Governance Pipeline

Every request and response flows through the same pipeline. Steps run in order. Each step can inspect, modify, or block — and every decision lands in the audit trail.

Shape of a call

flowchart LR
    A[Agent] -->|tp_ key| G[Gateway]
    G --> I[Input steps]
    I --> P[Policy / OPA]
    P --> C[Credentials]
    C --> L[LLM]
    L --> O[Output steps]
    O --> AU[Audit]
    AU -->|response| A

The box labelled Input steps and Output steps is where the 49 steps live.
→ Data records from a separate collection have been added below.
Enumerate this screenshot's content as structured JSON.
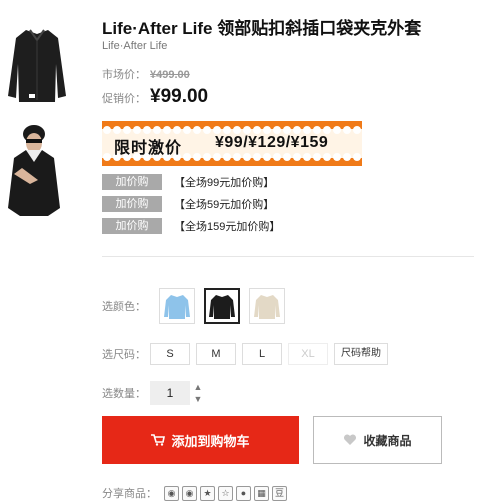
{
  "thumbnails": [
    {
      "name": "black-coat-flat"
    },
    {
      "name": "model-wearing-coat"
    }
  ],
  "product": {
    "title": "Life·After Life 领部贴扣斜插口袋夹克外套",
    "brand": "Life·After Life"
  },
  "price": {
    "market_label": "市场价：",
    "market_value": "¥499.00",
    "promo_label": "促销价：",
    "promo_value": "¥99.00"
  },
  "banner": {
    "label": "限时激价",
    "prices": "¥99/¥129/¥159",
    "accent": "#f07a18"
  },
  "add_buy": [
    {
      "tag": "加价购",
      "text": "【全场99元加价购】"
    },
    {
      "tag": "加价购",
      "text": "【全场59元加价购】"
    },
    {
      "tag": "加价购",
      "text": "【全场159元加价购】"
    }
  ],
  "color": {
    "label": "选颜色：",
    "options": [
      {
        "name": "light-blue",
        "hex": "#8ec3ea"
      },
      {
        "name": "black",
        "hex": "#1c1c1c"
      },
      {
        "name": "beige",
        "hex": "#e3d9c6"
      }
    ],
    "selected": "black"
  },
  "size": {
    "label": "选尺码：",
    "options": [
      "S",
      "M",
      "L",
      "XL"
    ],
    "disabled": [
      "XL"
    ],
    "help": "尺码帮助"
  },
  "quantity": {
    "label": "选数量：",
    "value": "1"
  },
  "actions": {
    "add_to_cart": "添加到购物车",
    "favorite": "收藏商品",
    "cart_color": "#e62817"
  },
  "share": {
    "label": "分享商品：",
    "icons": [
      "weibo-icon",
      "wechat-icon",
      "qzone-icon",
      "star-icon",
      "qq-icon",
      "renren-icon",
      "douban-icon"
    ],
    "douban_glyph": "豆"
  }
}
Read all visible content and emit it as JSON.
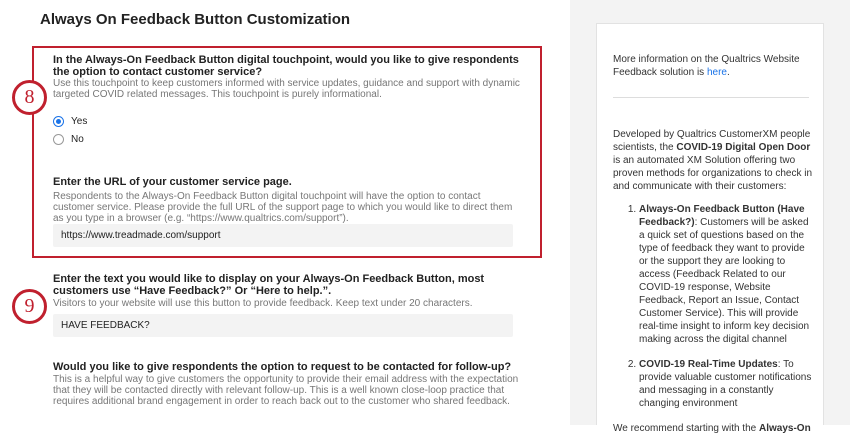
{
  "page_title": "Always On Feedback Button Customization",
  "step_badges": [
    "8",
    "9"
  ],
  "q1": {
    "question": "In the Always-On Feedback Button digital touchpoint, would you like to give respondents the option to contact customer service?",
    "description": "Use this touchpoint to keep customers informed with service updates, guidance and support with dynamic targeted COVID related messages. This touchpoint is purely informational.",
    "options": [
      {
        "label": "Yes",
        "selected": true
      },
      {
        "label": "No",
        "selected": false
      }
    ]
  },
  "q_url": {
    "question": "Enter the URL of your customer service page.",
    "description": "Respondents to the Always-On Feedback Button digital touchpoint will have the option to contact customer service. Please provide the full URL of the support page to which you would like to direct them as you type in a browser (e.g. “https://www.qualtrics.com/support”).",
    "value": "https://www.treadmade.com/support"
  },
  "q_text": {
    "question": "Enter the text you would like to display on your Always-On Feedback Button, most customers use “Have Feedback?” Or “Here to help.”.",
    "description": "Visitors to your website will use this button to provide feedback. Keep text under 20 characters.",
    "value": "HAVE FEEDBACK?"
  },
  "q_followup": {
    "question": "Would you like to give respondents the option to request to be contacted for follow-up?",
    "description": "This is a helpful way to give customers the opportunity to provide their email address with the expectation that they will be contacted directly with relevant follow-up. This is a well known close-loop practice that requires additional brand engagement in order to reach back out to the customer who shared feedback."
  },
  "sidebar": {
    "info_text": "More information on the Qualtrics Website Feedback solution is ",
    "info_link": "here",
    "info_end": ".",
    "intro_1": "Developed by Qualtrics CustomerXM people scientists, the ",
    "intro_bold": "COVID-19 Digital Open Door",
    "intro_2": " is an automated XM Solution offering two proven methods for organizations to check in and communicate with their customers:",
    "items": [
      {
        "bold": "Always-On Feedback Button (Have Feedback?)",
        "text": ": Customers will be asked a quick set of questions based on the type of feedback they want to provide or the support they are looking to access (Feedback Related to our COVID-19 response, Website Feedback, Report an Issue, Contact Customer Service). This will provide real-time insight to inform key decision making across the digital channel"
      },
      {
        "bold": "COVID-19 Real-Time Updates",
        "text": ": To provide valuable customer notifications and messaging in a constantly changing environment"
      }
    ],
    "recommend": "We recommend starting with the ",
    "recommend_bold": "Always-On"
  }
}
Policy decides go/no-go using their findings.

Pre-LLM (input side)

Category	Steps	What they catch
Input validation	`validate_input`, `posture_check`	Malformed payloads, unregistered agents
Data protection	`detect_pii`, `detect_secrets`, `pii_tokenize`	Emails, SSNs, card numbers, API keys, tokens
Threat detection	`detect_injection`, `detect_exfiltration`, `detect_escalation`, `detect_flooding`, `detect_social_engineering`, `detect_insider_threat`, `detect_boundary_escape`, `detect_unicode`, `detect_memory_poison`	Prompt injection, data exfiltration, privilege escalation, unicode homoglyphs, memory poisoning
Tool governance	`filter_tools`, `tool_permissions`, `tool_constraints`, `scan_tool_calls`, `verify_tool_governance`, `taint_check`	Unauthorised tools, capability-token violations, taint propagation
Content safety	`content_safety`, `classify_data`, `inspect_images`, `detect_multimodal`	Moderation hits, data classification, image-based prompt injection
Rate limiting	`rate_limit`, `budget_enforcement`, `session_budget`	Per-agent / per-org limits, token and cost caps
Session controls	`session_escalation`, `session_loop_guard`, `loop_guard`	Agents that escalate or loop
Infrastructure	`model_routing`, `detect_infra`, `detect_code_exec`, `shell_bleed`	Model routing rules, infrastructure leakage, code-execution smell

LLM call

call_llm is the single step that forwards the (possibly modified) request through the credential vault to the chosen provider. Your agent never sees the sk_ key.

Post-LLM (output side)

Category	Steps	What they do
Output scanning	`scan_output`, `scan_tool_results`, `redact_tool_results`	Scan model outputs for PII, secrets, policy violations
Integrity	`verify_claims`, `verify_artifact`, `dedup_output`	Verify factual claims, artifact integrity, drop duplicate responses
Restoration	`pii_restore`, `constrain_output`	Put tokenized PII back for authorised consumers, enforce format constraints

How a step decides

Every step produces a detection with a category, severity, and optional modification. The detection is handed to policy (OPA / Rego), which chooses one of four actions:

Action	Meaning
`block`	Reject the request; return a `PolicyBlockError` to the agent
`redact`	Strip the sensitive content in-place; continue
`notify`	Log the finding; continue
`allow`	Skip; treat as clean

Action picking lives in policy, not in the step. That’s why two customers can run the same step set with different behaviours.

Configuration shape

Every step can be tuned per-org:

{
  "steps": {
    "detect_pii": {
      "enabled": true,
      "on_detection": "redact",
      "threshold": 0.8
    },
    "detect_injection": {
      "enabled": true,
      "on_detection": "block",
      "threshold": 0.6
    },
    "rate_limit": {
      "enabled": true,
      "max_calls": 100,
      "window_seconds": 3600
    }
  }
}

Policy presets live in config/policies/{default,alpha,beta,acme}.yaml on the server. Per-customer Rego overrides go in config/policies/rego/.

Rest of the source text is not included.